1. Just 34 percent believe the country is headed in the right direction, down 7 points in the last month and at the lowest point of Bush's presidency (and all of the DCorps' polling since 1999).
2. In terms of Bush's direction for the country, only 41 percent now say they want to continue in his direction, compared to 55 percent who say they want to go in a significantly different direction--again, the lowest point on this indicator of his presidency.
3. In terms of particular issue areas, voters feel the country is going in the wrong direction, rather than right direction, on the federal budget deficit by 57 points, on health care by 39 points, on the economy by 17 points, on education by 14 points and on middle class living standards by 14 points.
4. In terms of Bush's Social Security proposal, voters are adamantly opposed. As the DCorps report notes:
....[S]upport for the president’s Social Security initiative has collapsed. The more voters hear during the president’s 60-day campaign to educate the country, the less they like it. Today, just 34 percent support the idea of Bush’s Social Security reform – down to its lowest point. Opposition is up 8 points in a month, now at 58 percent.....[A]fter a brief period of assessing...private account[s], the country is determined to put a knife in this idea. In the last month, opposition [to private accounts specifically] has jumped to 60 percent, up 9 points, and half the country is strongly opposed.

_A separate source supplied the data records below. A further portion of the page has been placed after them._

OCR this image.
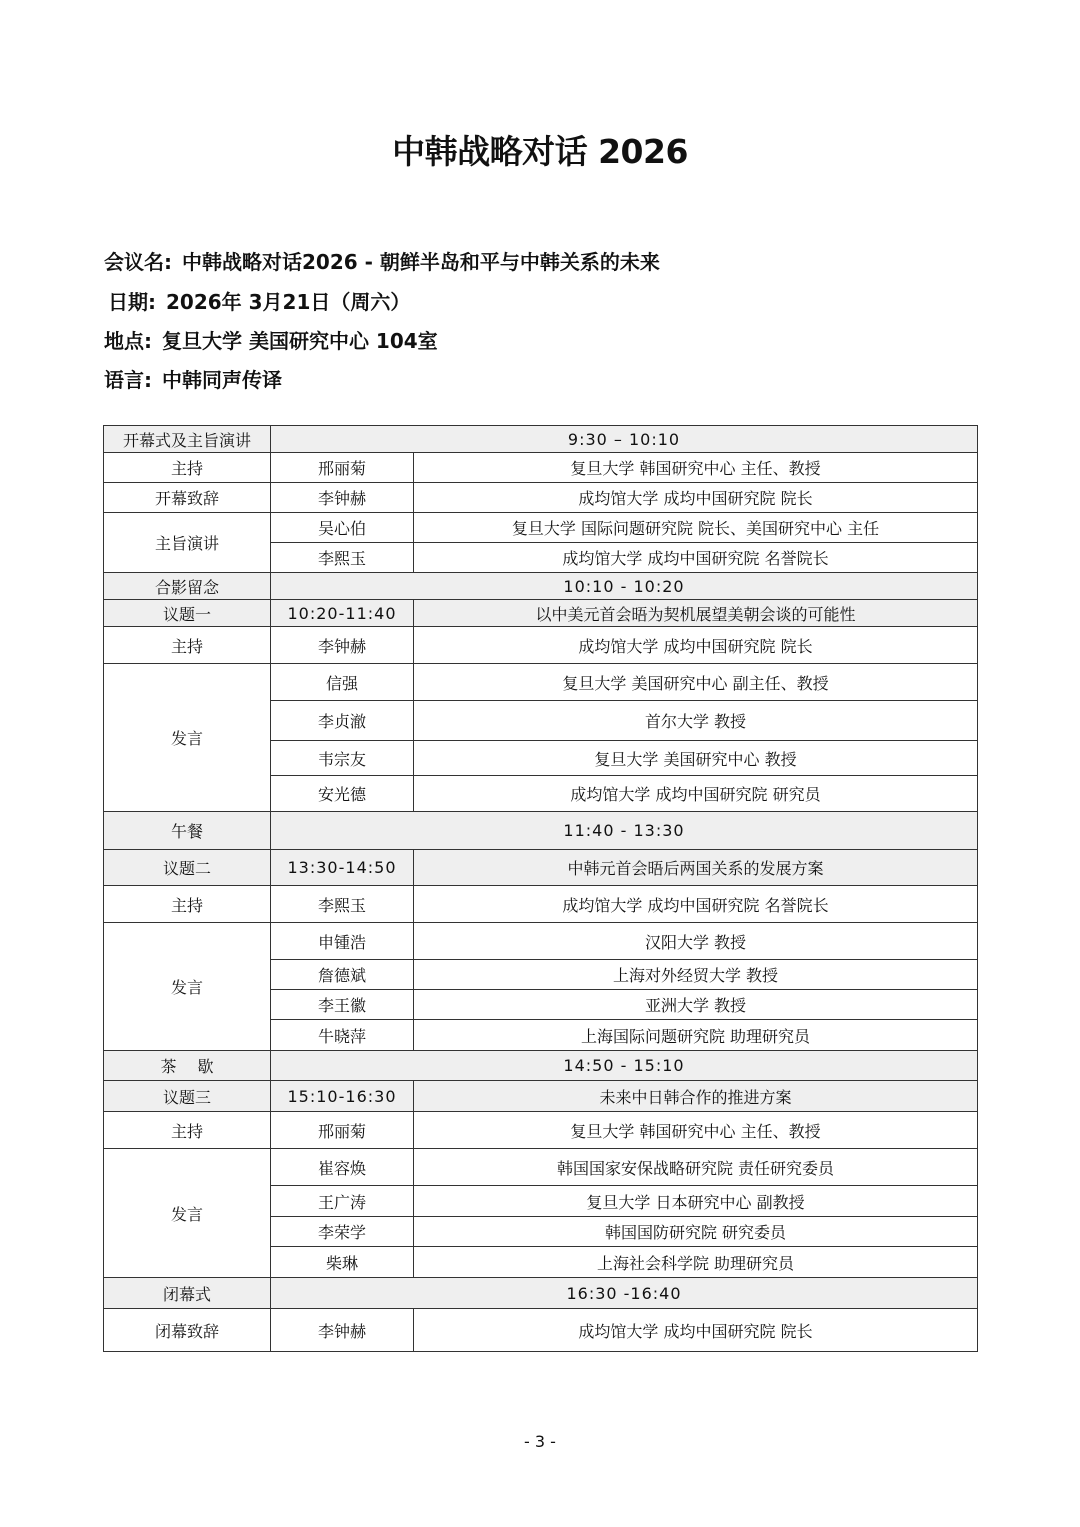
中韩战略对话 2026
会议名: 中韩战略对话2026 - 朝鲜半岛和平与中韩关系的未来
日期: 2026年 3月21日（周六）
地点: 复旦大学 美国研究中心 104室
语言: 中韩同声传译
开幕式及主旨演讲	9:30 – 10:10	
主持	邢丽菊	复旦大学 韩国研究中心 主任、教授
开幕致辞	李钟赫	成均馆大学 成均中国研究院 院长
主旨演讲	吴心伯	复旦大学 国际问题研究院 院长、美国研究中心 主任
	李熙玉	成均馆大学 成均中国研究院 名誉院长
合影留念	10:10 - 10:20	
议题一	10:20-11:40	以中美元首会晤为契机展望美朝会谈的可能性
主持	李钟赫	成均馆大学 成均中国研究院 院长
发言	信强	复旦大学 美国研究中心 副主任、教授
	李贞澈	首尔大学 教授
	韦宗友	复旦大学 美国研究中心 教授
	安光德	成均馆大学 成均中国研究院 研究员
午餐	11:40 - 13:30	
议题二	13:30-14:50	中韩元首会晤后两国关系的发展方案
主持	李熙玉	成均馆大学 成均中国研究院 名誉院长
发言	申锺浩	汉阳大学 教授
	詹德斌	上海对外经贸大学 教授
	李王徽	亚洲大学 教授
	牛晓萍	上海国际问题研究院 助理研究员
茶　 歇	14:50 - 15:10	
议题三	15:10-16:30	未来中日韩合作的推进方案
主持	邢丽菊	复旦大学 韩国研究中心 主任、教授
发言	崔容焕	韩国国家安保战略研究院 责任研究委员
	王广涛	复旦大学 日本研究中心 副教授
	李荣学	韩国国防研究院 研究委员
	柴琳	上海社会科学院 助理研究员
闭幕式	16:30 -16:40	
闭幕致辞	李钟赫	成均馆大学 成均中国研究院 院长
- 3 -
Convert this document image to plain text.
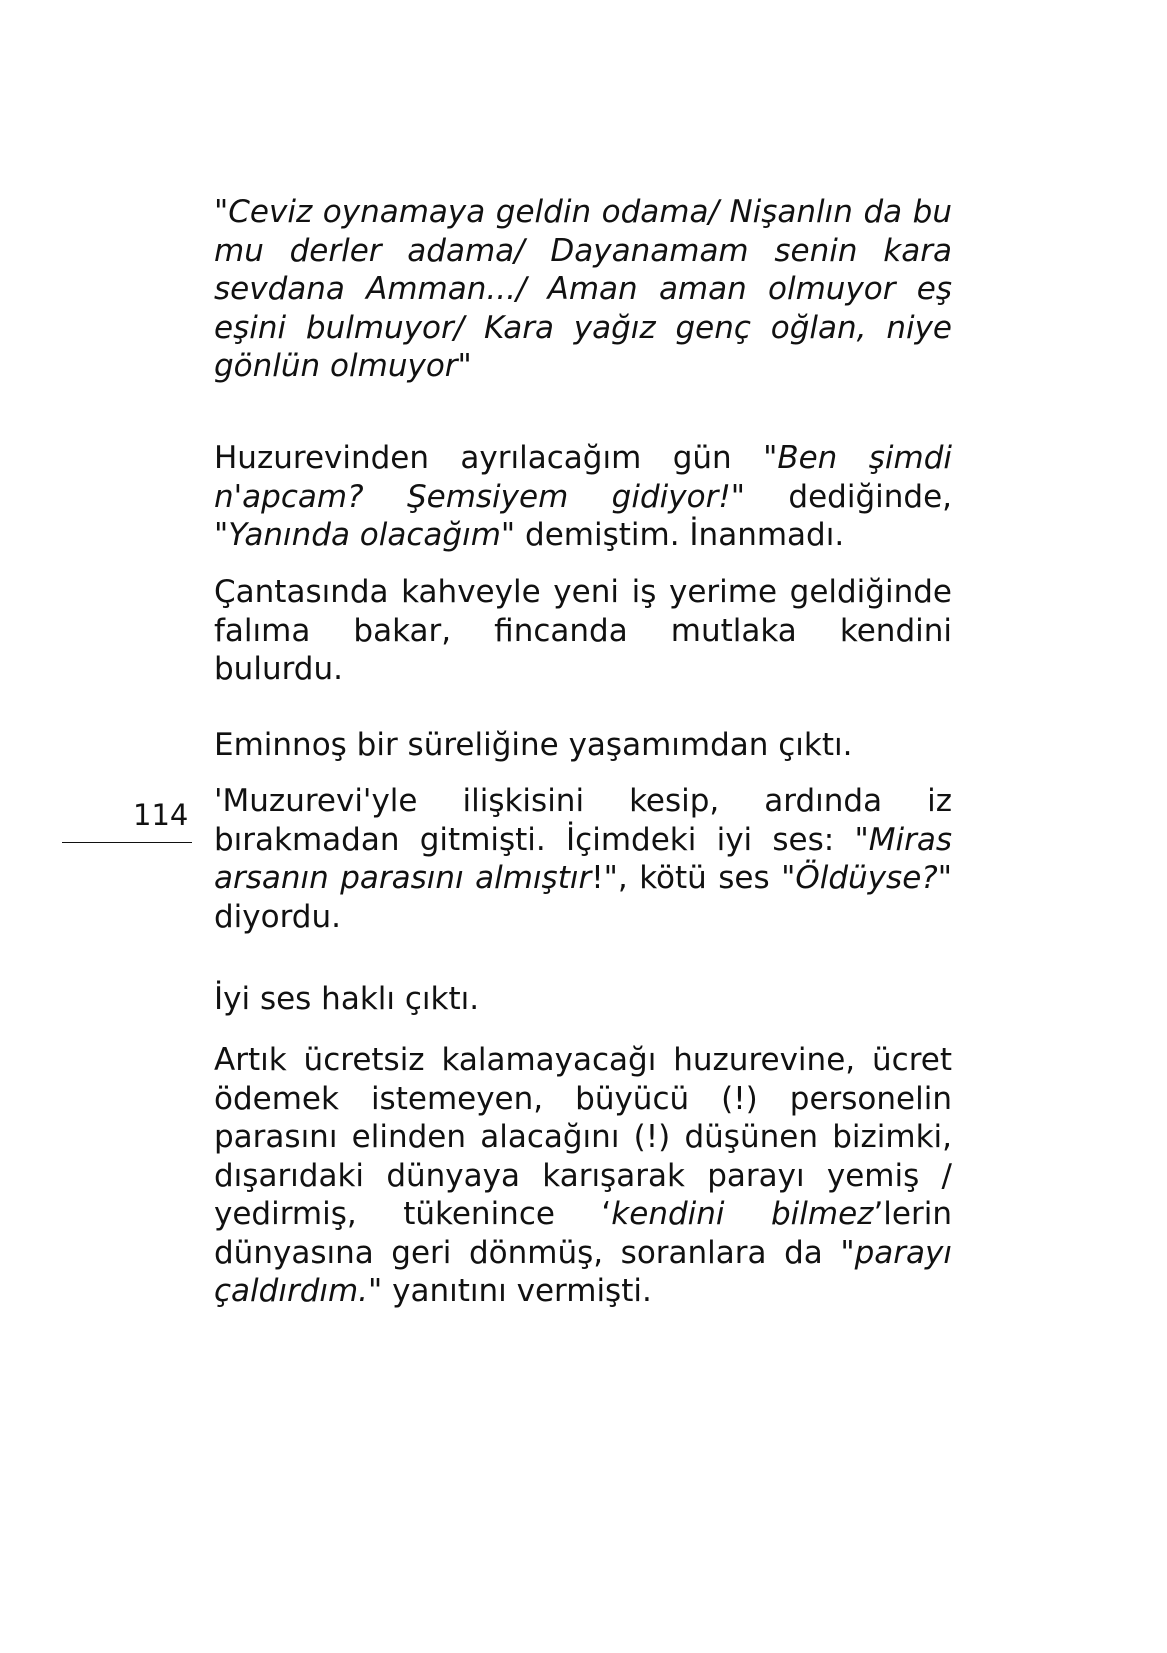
"Ceviz oynamaya geldin odama/ Nişanlın da bu mu derler adama/ Dayanamam senin kara sevdana Amman.../ Aman aman olmuyor eş eşini bulmuyor/ Kara yağız genç oğlan, niye gönlün olmuyor"

Huzurevinden ayrılacağım gün "Ben şimdi n'apcam? Şemsiyem gidiyor!" dediğinde, "Yanında olacağım" demiştim. İnanmadı.

Çantasında kahveyle yeni iş yerime geldiğinde falıma bakar, fincanda mutlaka kendini bulurdu.

Eminnoş bir süreliğine yaşamımdan çıktı.

114 'Muzurevi'yle ilişkisini kesip, ardında iz bırakmadan gitmişti. İçimdeki iyi ses: "Miras arsanın parasını almıştır!", kötü ses "Öldüyse?" diyordu.

İyi ses haklı çıktı.

Artık ücretsiz kalamayacağı huzurevine, ücret ödemek istemeyen, büyücü (!) personelin parasını elinden alacağını (!) düşünen bizimki, dışarıdaki dünyaya karışarak parayı yemiş / yedirmiş, tükenince ‘kendini bilmez’lerin dünyasına geri dönmüş, soranlara da "parayı çaldırdım." yanıtını vermişti.
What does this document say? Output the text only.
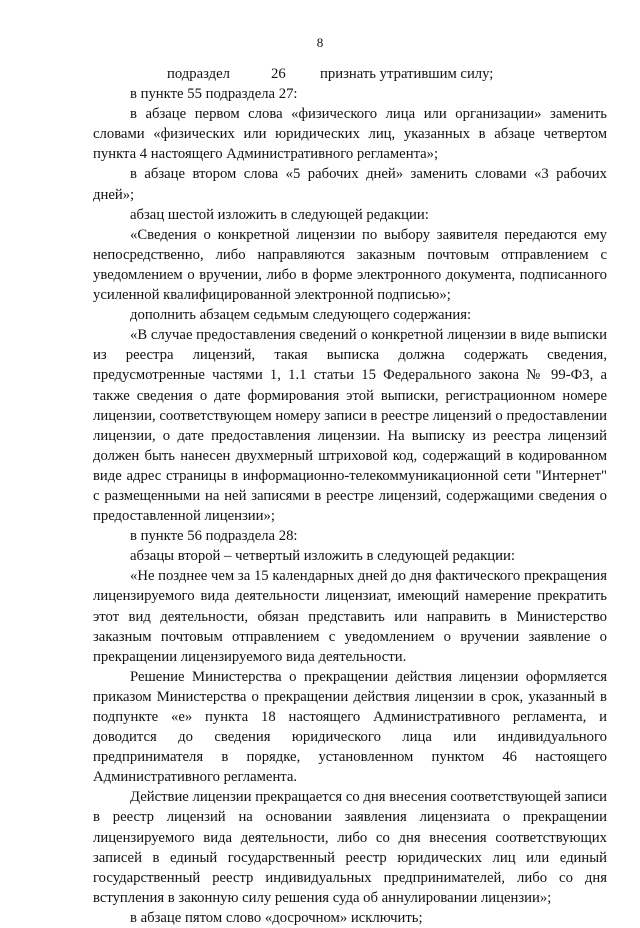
8

подраздел	26	признать утратившим силу;

в пункте 55 подраздела 27:

в абзаце первом слова «физического лица или организации» заменить словами «физических или юридических лиц, указанных в абзаце четвертом пункта 4 настоящего Административного регламента»;

в абзаце втором слова «5 рабочих дней» заменить словами «3 рабочих дней»;

абзац шестой изложить в следующей редакции:

«Сведения о конкретной лицензии по выбору заявителя передаются ему непосредственно, либо направляются заказным почтовым отправлением с уведомлением о вручении, либо в форме электронного документа, подписанного усиленной квалифицированной электронной подписью»;

дополнить абзацем седьмым следующего содержания:

«В случае предоставления сведений о конкретной лицензии в виде выписки из реестра лицензий, такая выписка должна содержать сведения, предусмотренные частями 1, 1.1 статьи 15 Федерального закона № 99-ФЗ, а также сведения о дате формирования этой выписки, регистрационном номере лицензии, соответствующем номеру записи в реестре лицензий о предоставлении лицензии, о дате предоставления лицензии. На выписку из реестра лицензий должен быть нанесен двухмерный штриховой код, содержащий в кодированном виде адрес страницы в информационно-телекоммуникационной сети "Интернет" с размещенными на ней записями в реестре лицензий, содержащими сведения о предоставленной лицензии»;

в пункте 56 подраздела 28:

абзацы второй – четвертый изложить в следующей редакции:

«Не позднее чем за 15 календарных дней до дня фактического прекращения лицензируемого вида деятельности лицензиат, имеющий намерение прекратить этот вид деятельности, обязан представить или направить в Министерство заказным почтовым отправлением с уведомлением о вручении заявление о прекращении лицензируемого вида деятельности.

Решение Министерства о прекращении действия лицензии оформляется приказом Министерства о прекращении действия лицензии в срок, указанный в подпункте «е» пункта 18 настоящего Административного регламента, и доводится до сведения юридического лица или индивидуального предпринимателя в порядке, установленном пунктом 46 настоящего Административного регламента.

Действие лицензии прекращается со дня внесения соответствующей записи в реестр лицензий на основании заявления лицензиата о прекращении лицензируемого вида деятельности, либо со дня внесения соответствующих записей в единый государственный реестр юридических лиц или единый государственный реестр индивидуальных предпринимателей, либо со дня вступления в законную силу решения суда об аннулировании лицензии»;

в абзаце пятом слово «досрочном» исключить;
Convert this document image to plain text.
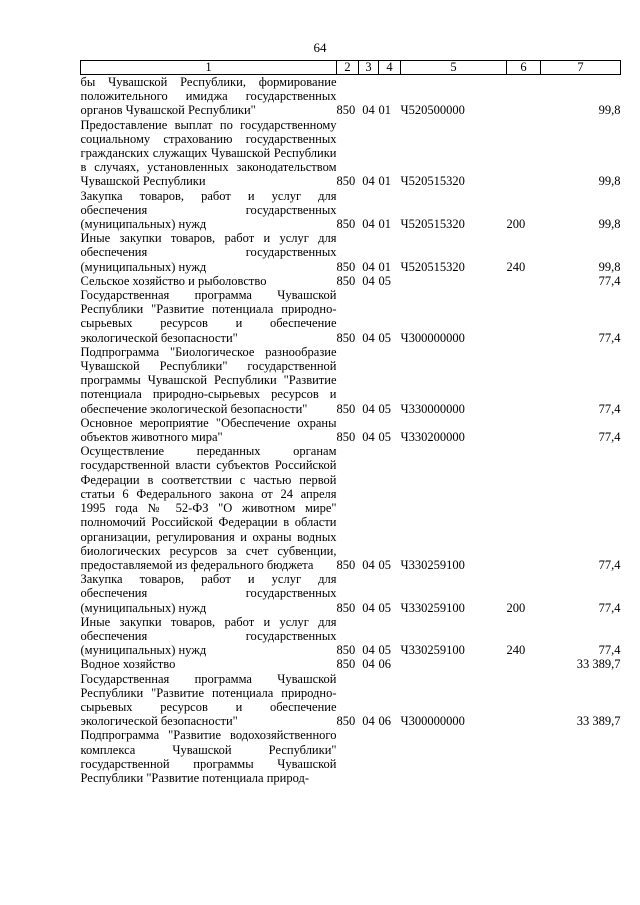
64
1	2	3	4	5	6	7
бы Чувашской Республики, формирование положительного имиджа государственных органов Чувашской Республики"	850	04	01	Ч520500000		99,8
Предоставление выплат по государственному социальному страхованию государственных гражданских служащих Чувашской Республики в случаях, установленных законодательством Чувашской Республики	850	04	01	Ч520515320		99,8
Закупка товаров, работ и услуг для обеспечения государственных (муниципальных) нужд	850	04	01	Ч520515320	200	99,8
Иные закупки товаров, работ и услуг для обеспечения государственных (муниципальных) нужд	850	04	01	Ч520515320	240	99,8
Сельское хозяйство и рыболовство	850	04	05			77,4
Государственная программа Чувашской Республики "Развитие потенциала природно-сырьевых ресурсов и обеспечение экологической безопасности"	850	04	05	Ч300000000		77,4
Подпрограмма "Биологическое разнообразие Чувашской Республики" государственной программы Чувашской Республики "Развитие потенциала природно-сырьевых ресурсов и обеспечение экологической безопасности"	850	04	05	Ч330000000		77,4
Основное мероприятие "Обеспечение охраны объектов животного мира"	850	04	05	Ч330200000		77,4
Осуществление переданных органам государственной власти субъектов Российской Федерации в соответствии с частью первой статьи 6 Федерального закона от 24 апреля 1995 года № 52-ФЗ "О животном мире" полномочий Российской Федерации в области организации, регулирования и охраны водных биологических ресурсов за счет субвенции, предоставляемой из федерального бюджета	850	04	05	Ч330259100		77,4
Закупка товаров, работ и услуг для обеспечения государственных (муниципальных) нужд	850	04	05	Ч330259100	200	77,4
Иные закупки товаров, работ и услуг для обеспечения государственных (муниципальных) нужд	850	04	05	Ч330259100	240	77,4
Водное хозяйство	850	04	06			33 389,7
Государственная программа Чувашской Республики "Развитие потенциала природно-сырьевых ресурсов и обеспечение экологической безопасности"	850	04	06	Ч300000000		33 389,7
Подпрограмма "Развитие водохозяйственного комплекса Чувашской Республики" государственной программы Чувашской Республики "Развитие потенциала природ-						
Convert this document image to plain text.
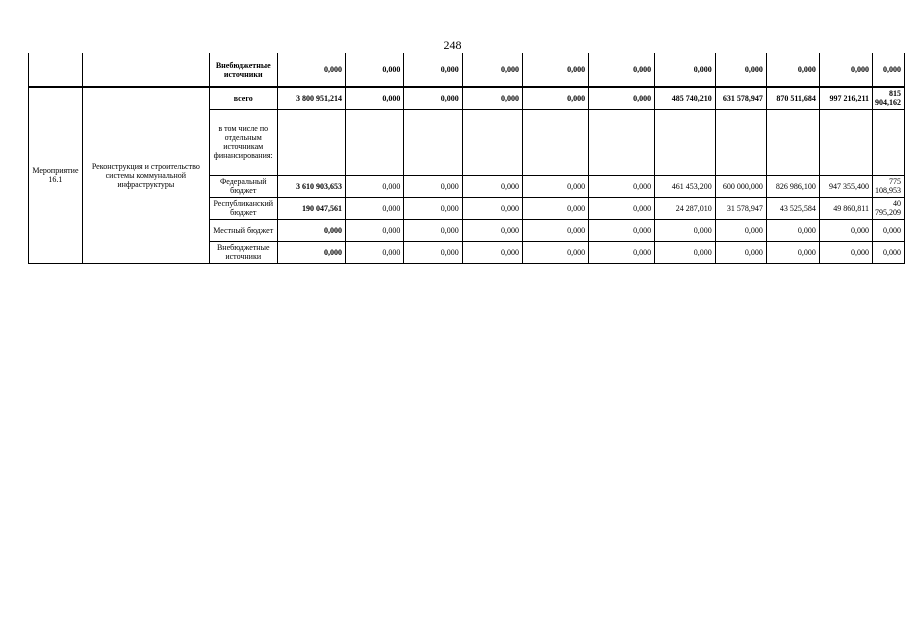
248
		Внебюджетные источники	0,000	0,000	0,000	0,000	0,000	0,000	0,000	0,000	0,000	0,000	0,000
Мероприятие 16.1	Реконструкция и строительство системы коммунальной инфраструктуры	всего	3 800 951,214	0,000	0,000	0,000	0,000	0,000	485 740,210	631 578,947	870 511,684	997 216,211	815 904,162
		в том числе по отдельным источникам финансирования:											
		Федеральный бюджет	3 610 903,653	0,000	0,000	0,000	0,000	0,000	461 453,200	600 000,000	826 986,100	947 355,400	775 108,953
		Республиканский бюджет	190 047,561	0,000	0,000	0,000	0,000	0,000	24 287,010	31 578,947	43 525,584	49 860,811	40 795,209
		Местный бюджет	0,000	0,000	0,000	0,000	0,000	0,000	0,000	0,000	0,000	0,000	0,000
		Внебюджетные источники	0,000	0,000	0,000	0,000	0,000	0,000	0,000	0,000	0,000	0,000	0,000
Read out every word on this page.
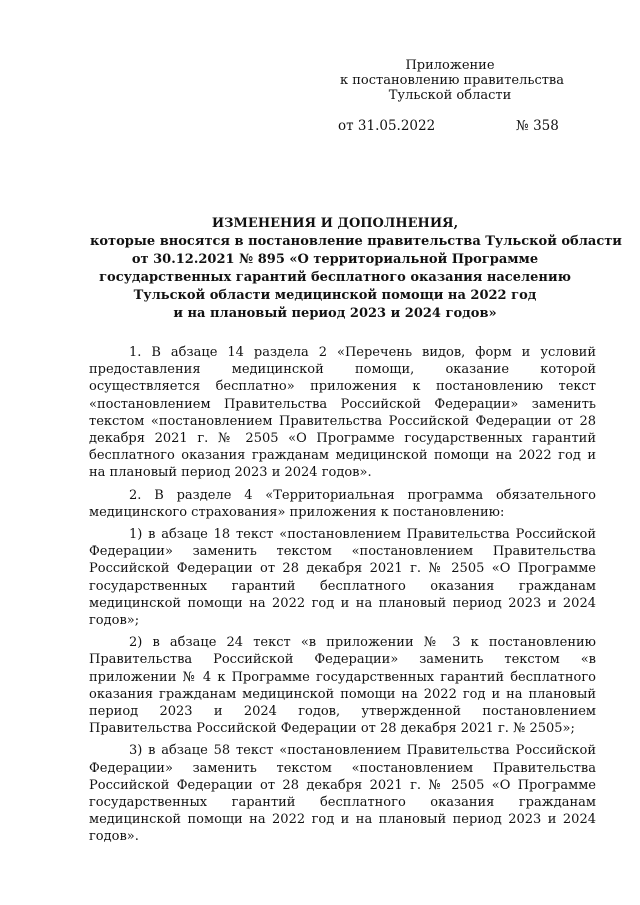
Приложение
к постановлению правительства
Тульской области
от 31.05.2022	№ 358
ИЗМЕНЕНИЯ И ДОПОЛНЕНИЯ,
которые вносятся в постановление правительства Тульской области
от 30.12.2021 № 895 «О территориальной Программе
государственных гарантий бесплатного оказания населению
Тульской области медицинской помощи на 2022 год
и на плановый период 2023 и 2024 годов»

1. В абзаце 14 раздела 2 «Перечень видов, форм и условий предоставления медицинской помощи, оказание которой осуществляется бесплатно» приложения к постановлению текст «постановлением Правительства Российской Федерации» заменить текстом «постановлением Правительства Российской Федерации от 28 декабря 2021 г. № 2505 «О Программе государственных гарантий бесплатного оказания гражданам медицинской помощи на 2022 год и на плановый период 2023 и 2024 годов».

2. В разделе 4 «Территориальная программа обязательного медицинского страхования» приложения к постановлению:

1) в абзаце 18 текст «постановлением Правительства Российской Федерации» заменить текстом «постановлением Правительства Российской Федерации от 28 декабря 2021 г. № 2505 «О Программе государственных гарантий бесплатного оказания гражданам медицинской помощи на 2022 год и на плановый период 2023 и 2024 годов»;

2) в абзаце 24 текст «в приложении № 3 к постановлению Правительства Российской Федерации» заменить текстом «в приложении № 4 к Программе государственных гарантий бесплатного оказания гражданам медицинской помощи на 2022 год и на плановый период 2023 и 2024 годов, утвержденной постановлением Правительства Российской Федерации от 28 декабря 2021 г. № 2505»;

3) в абзаце 58 текст «постановлением Правительства Российской Федерации» заменить текстом «постановлением Правительства Российской Федерации от 28 декабря 2021 г. № 2505 «О Программе государственных гарантий бесплатного оказания гражданам медицинской помощи на 2022 год и на плановый период 2023 и 2024 годов».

This idea is as dead with the public as anything the administration has offered.
5. In terms of which party would do a better job, Democrats now hold a 22 point advantage on retirement and Social Security, a 19 point advantage on middle class living standards and a 9 point advantage on the economy.
6. On party associations, Democrats hold a 31 point advantage on being for people, rather than special interests, a 22 point advantage on being for the middle class, a 21 point advantage on cares about people, a 19 point advantage on putting the public interest first, a 12 point advantage on protecting personal liberties, a 12 point advantage on being on your side, a 9 point advantage on being in touch and a 6 point advantage on reform and change.
7. Finally, in terms of the generic Congressional ballot, Democrats lead the GOP by 5 points (47-42), including an 18 point advantage among independents (43-25) and a 26 point advantage among moderates (57-31).
Great stuff! The problem, of course, is to translate this obvious disenchantment with the GOP and these emerging Democratic advantages into real political gains for the party in 2006 and beyond. I'll turn my attention to this question shortly.